18. MOT(Multiple Object Tracking)
MOT (Multiple Object Tracking) is a dataset for multiple object tracking that includes indoor and outdoor sceneries of public locations that include pedestrians as the objects of interest. Each scene’s video is broken into two pieces, one for training and the other for testing.
The dataset includes object detections in video frames using three detectors: SDP, Faster-RCNN, and DPM.
19. PASCAL 3D+
The Pascal3D+ multi-view dataset is made up of photographs collected in the wild, i.e., images of item categories with high variability, captured in uncontrolled circumstances, in crowded environments, and in a variety of positions. Pascal3D+ includes 12 rigid object categories drawn from the PASCAL VOC 2012 dataset.
These items have posture information marked on them (azimuth, elevation, and distance to the camera). Pascal3D+ additionally includes pose-annotated photos from the ImageNet collection in these 12 categories.
20. Facial Deformable Models of Animals
The goal of the Facial Deformable Models of Animals (FDMA) project is to challenge current methodologies in human facial landmark identification and tracking and to develop new algorithms that can deal with the considerably bigger variability that is characteristic of animal facial characteristics.
The project’s algorithms demonstrated the ability to recognize and track landmarks on human faces while dealing with variances induced by changes in facial emotions or positions, partial occlusions, and lighting.
21. MPII Human Post Dataset
The MPII Human Pose Dataset contains around 25K photos, 15K of which are training samples, 3K of which are validation samples, and 7K of which are testing samples.
The positions are manually labeled with up to 16 bodily joints, and the photographs are taken from YouTube films covering 410 various human activities.
22. UCF101
The UCF101 dataset contains 13,320 video clips organized into 101 categories. These 101 categories are divided into five categories: bodily movements, human-human interactions, human-object interactions, musical instrument playing, and sports.
The videos are from YouTube and comprise 27 hours in duration.
23. Audioset
Audioset is an audio event dataset made up of over 2 million human-annotated 10-second video segments.
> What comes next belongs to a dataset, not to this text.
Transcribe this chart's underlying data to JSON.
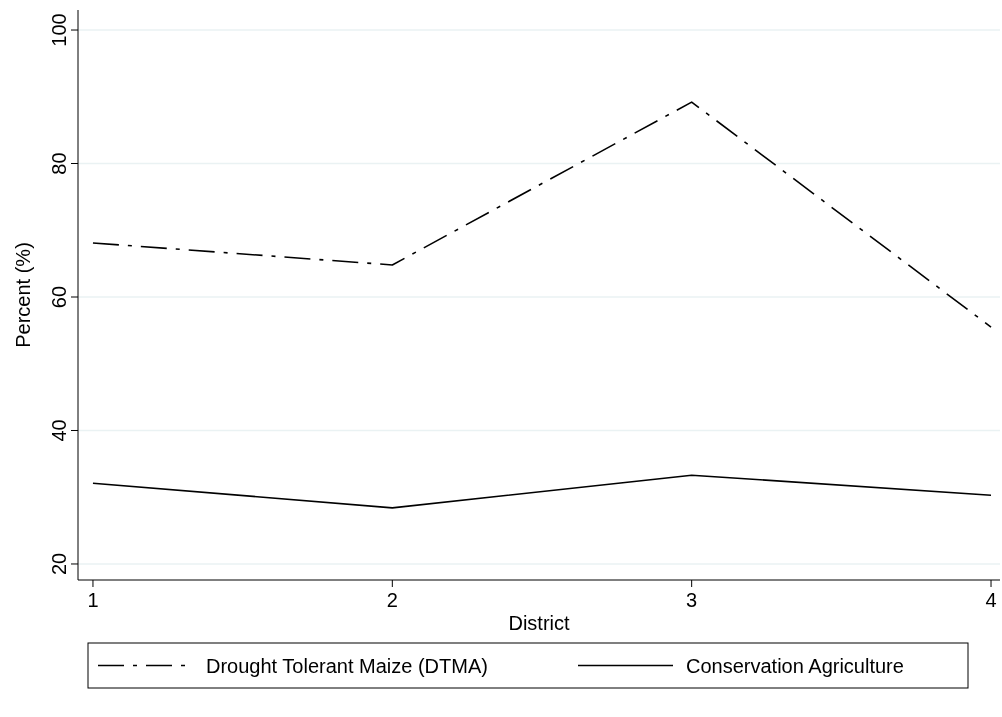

To annotate this data, a hierarchical ontology comprising 632 event types is used, which implies that the same sound might be labeled differently.
24. Stanford Natural Language Inference
The SNLI dataset (Stanford Natural Language Inference) contains 570k sentence pairings that have been manually categorized as entailment, contradiction, or neutral.
Premises are Flickr30k picture descriptions, while hypotheses were developed by crowd-sourced annotators who were provided a premise and instructed to generate entailing, contradicting, and neutral statements.
25. Visual Question Answering
Visual Question Answering (VQA) is a dataset that contains open-ended questions regarding pictures. To answer these questions, you need to grasp vision, language, and common sense.
Conclusion
As machine learning and artificial intelligence (AI) become more prevalent in practically every business and in our daily lives, so does the number of resources and information available on the subject.
Ready-made public datasets provide a great starting point to develop AI models while also allowing seasoned ML programmers to save time and focus on other elements of their projects.